Tumova S, Hatch B A, Law D J, Bame K J
Division of Molecular Biology and Biochemistry, School of Biological Sciences, University of Missouri-Kansas City, Kansas City, MO 64110, USA.
Biochem J. 1999 Feb 1;337 ( Pt 3)(Pt 3):471-81.
Heparan sulphate proteoglycans on cell surfaces have been shown to mediate the degradation or recycling of several ligands. Since the interaction with ligand may affect proteoglycan catabolism once the complex is internalized, this could alter the cellular pool of heparan sulphate chains, with possible consequences for heparan sulphate-mediated cellular processes. We have recently demonstrated that the specific binding of basic fibroblast growth factor (bFGF) to heparan sulphate chains prevents the glycosaminoglycan from being degraded by partially purified heparanases from Chinese hamster ovary (CHO) cells [Tumova and Bame (1997) J. Biol. Chem. 272, 9078-9085]. The present study examines the effect of bFGF on heparan sulphate catabolism in intact cells. The distribution and size of the heparan sulphate degradation products in CHO cells was analysed in the presence and absence of bFGF using pulse-chase protocols. Although heparan sulphate molecules and bFGF are internalized through the same pathway, even relatively high concentrations of the growth factor do not have any inhibitory effects on glycosaminoglycan degradation. However, the interaction with the growth factor alters the distribution of heparan sulphate-degradation products, presumably by preventing secretion of the short heparanase-derived species. Our findings show that most of the free and bFGF-bound heparan sulphate chains are destined for lysosomes, which would be consistent with a recent hypothesis that the primary role of proteoglycan-mediated internalization of the growth factor is to remove bFGF from its site of action at the cell surface. However, in the presence of bFGF, a fraction of intracellular, heparanase-degraded heparan sulphate chains is delivered to the nucleus, suggesting that the glycosaminoglycan accompanies the growth factor to the organelle. It may be important for bFGF activity that the growth factor is protected from proteolytic degradation by its interaction with heparan sulphate. This work demonstrates that the internalization of a ligand along with the proteoglycan can affect the sorting of heparan sulphate-degradation products in endosomes, and the ultimate destination of the short glycosaminoglycan. It also provides evidence that formation of heparan sulphate-ligand complexes may regulate the recycling and degradation of both ligands and heparan sulphate chains and, consequently, affect their biological activities.

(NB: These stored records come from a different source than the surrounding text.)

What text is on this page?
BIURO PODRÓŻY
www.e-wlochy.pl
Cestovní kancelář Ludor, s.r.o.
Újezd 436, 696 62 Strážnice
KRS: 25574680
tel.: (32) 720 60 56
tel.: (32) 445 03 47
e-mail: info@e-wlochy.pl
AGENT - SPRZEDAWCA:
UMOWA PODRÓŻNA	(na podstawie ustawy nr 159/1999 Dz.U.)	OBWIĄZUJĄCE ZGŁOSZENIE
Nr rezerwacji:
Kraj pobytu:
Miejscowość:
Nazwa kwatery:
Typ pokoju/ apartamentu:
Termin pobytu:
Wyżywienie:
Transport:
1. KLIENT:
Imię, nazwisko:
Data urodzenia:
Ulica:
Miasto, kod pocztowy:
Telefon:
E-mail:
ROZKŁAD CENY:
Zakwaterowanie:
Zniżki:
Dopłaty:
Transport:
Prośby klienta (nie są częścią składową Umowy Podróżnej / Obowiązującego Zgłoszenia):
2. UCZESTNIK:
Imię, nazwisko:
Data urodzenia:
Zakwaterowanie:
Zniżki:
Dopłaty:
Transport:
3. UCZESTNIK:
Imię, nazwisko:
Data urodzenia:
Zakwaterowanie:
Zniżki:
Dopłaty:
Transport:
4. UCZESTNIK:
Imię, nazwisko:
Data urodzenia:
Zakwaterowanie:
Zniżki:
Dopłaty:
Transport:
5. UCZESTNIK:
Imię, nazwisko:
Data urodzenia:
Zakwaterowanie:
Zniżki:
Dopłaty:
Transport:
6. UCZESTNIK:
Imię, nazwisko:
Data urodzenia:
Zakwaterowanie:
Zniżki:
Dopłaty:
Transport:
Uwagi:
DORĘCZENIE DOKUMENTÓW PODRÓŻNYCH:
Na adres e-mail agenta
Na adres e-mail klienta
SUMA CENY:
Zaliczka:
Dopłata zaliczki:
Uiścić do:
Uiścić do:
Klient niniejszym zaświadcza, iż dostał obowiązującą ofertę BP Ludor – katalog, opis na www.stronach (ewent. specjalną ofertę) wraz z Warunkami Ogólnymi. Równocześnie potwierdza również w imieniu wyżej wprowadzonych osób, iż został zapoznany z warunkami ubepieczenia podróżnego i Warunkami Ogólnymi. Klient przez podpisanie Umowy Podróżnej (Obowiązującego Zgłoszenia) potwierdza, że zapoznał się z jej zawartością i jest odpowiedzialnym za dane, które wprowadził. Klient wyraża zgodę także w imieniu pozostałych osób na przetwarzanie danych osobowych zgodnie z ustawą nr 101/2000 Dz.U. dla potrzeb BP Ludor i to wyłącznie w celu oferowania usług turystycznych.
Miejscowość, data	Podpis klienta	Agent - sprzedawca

细胞表面的硫酸乙酰肝素蛋白聚糖已被证明可介导多种配体的降解或再循环。由于一旦复合物内化,与配体的相互作用可能会影响蛋白聚糖的分解代谢,这可能会改变硫酸乙酰肝素链的细胞池,对硫酸乙酰肝素介导的细胞过程产生可能的影响。我们最近证明,碱性成纤维细胞生长因子(bFGF)与硫酸乙酰肝素链的特异性结合可防止糖胺聚糖被来自中国仓鼠卵巢(CHO)细胞的部分纯化的乙酰肝素酶降解[Tumova和Bame(1997年)《生物化学杂志》272卷,9078 - 9085页]。本研究考察了bFGF对完整细胞中硫酸乙酰肝素分解代谢的影响。使用脉冲追踪实验方案,在有和没有bFGF的情况下分析了CHO细胞中硫酸乙酰肝素降解产物的分布和大小。尽管硫酸乙酰肝素分子和bFGF通过相同途径内化,但即使是相对高浓度的生长因子对糖胺聚糖降解也没有任何抑制作用。然而,与生长因子的相互作用改变了硫酸乙酰肝素降解产物的分布,推测是通过阻止短的源自乙酰肝素酶的片段的分泌。我们的研究结果表明,大多数游离的和与bFGF结合的硫酸乙酰肝素链都注定要进入溶酶体,这与最近的一个假设一致,即蛋白聚糖介导的生长因子内化的主要作用是将bFGF从其在细胞表面的作用位点移除。然而,在有bFGF存在的情况下,一部分细胞内、经乙酰肝素酶降解的硫酸乙酰肝素链被输送到细胞核,这表明糖胺聚糖伴随着生长因子进入该细胞器。生长因子通过与硫酸乙酰肝素相互作用而免受蛋白水解降解,这对bFGF的活性可能很重要。这项工作表明,配体与蛋白聚糖一起内化会影响内体中硫酸乙酰肝素降解产物的分选以及短糖胺聚糖的最终去向。它还提供了证据表明硫酸乙酰肝素 - 配体复合物的形成可能调节配体和硫酸乙酰肝素链的再循环和降解,从而影响它们的生物学活性。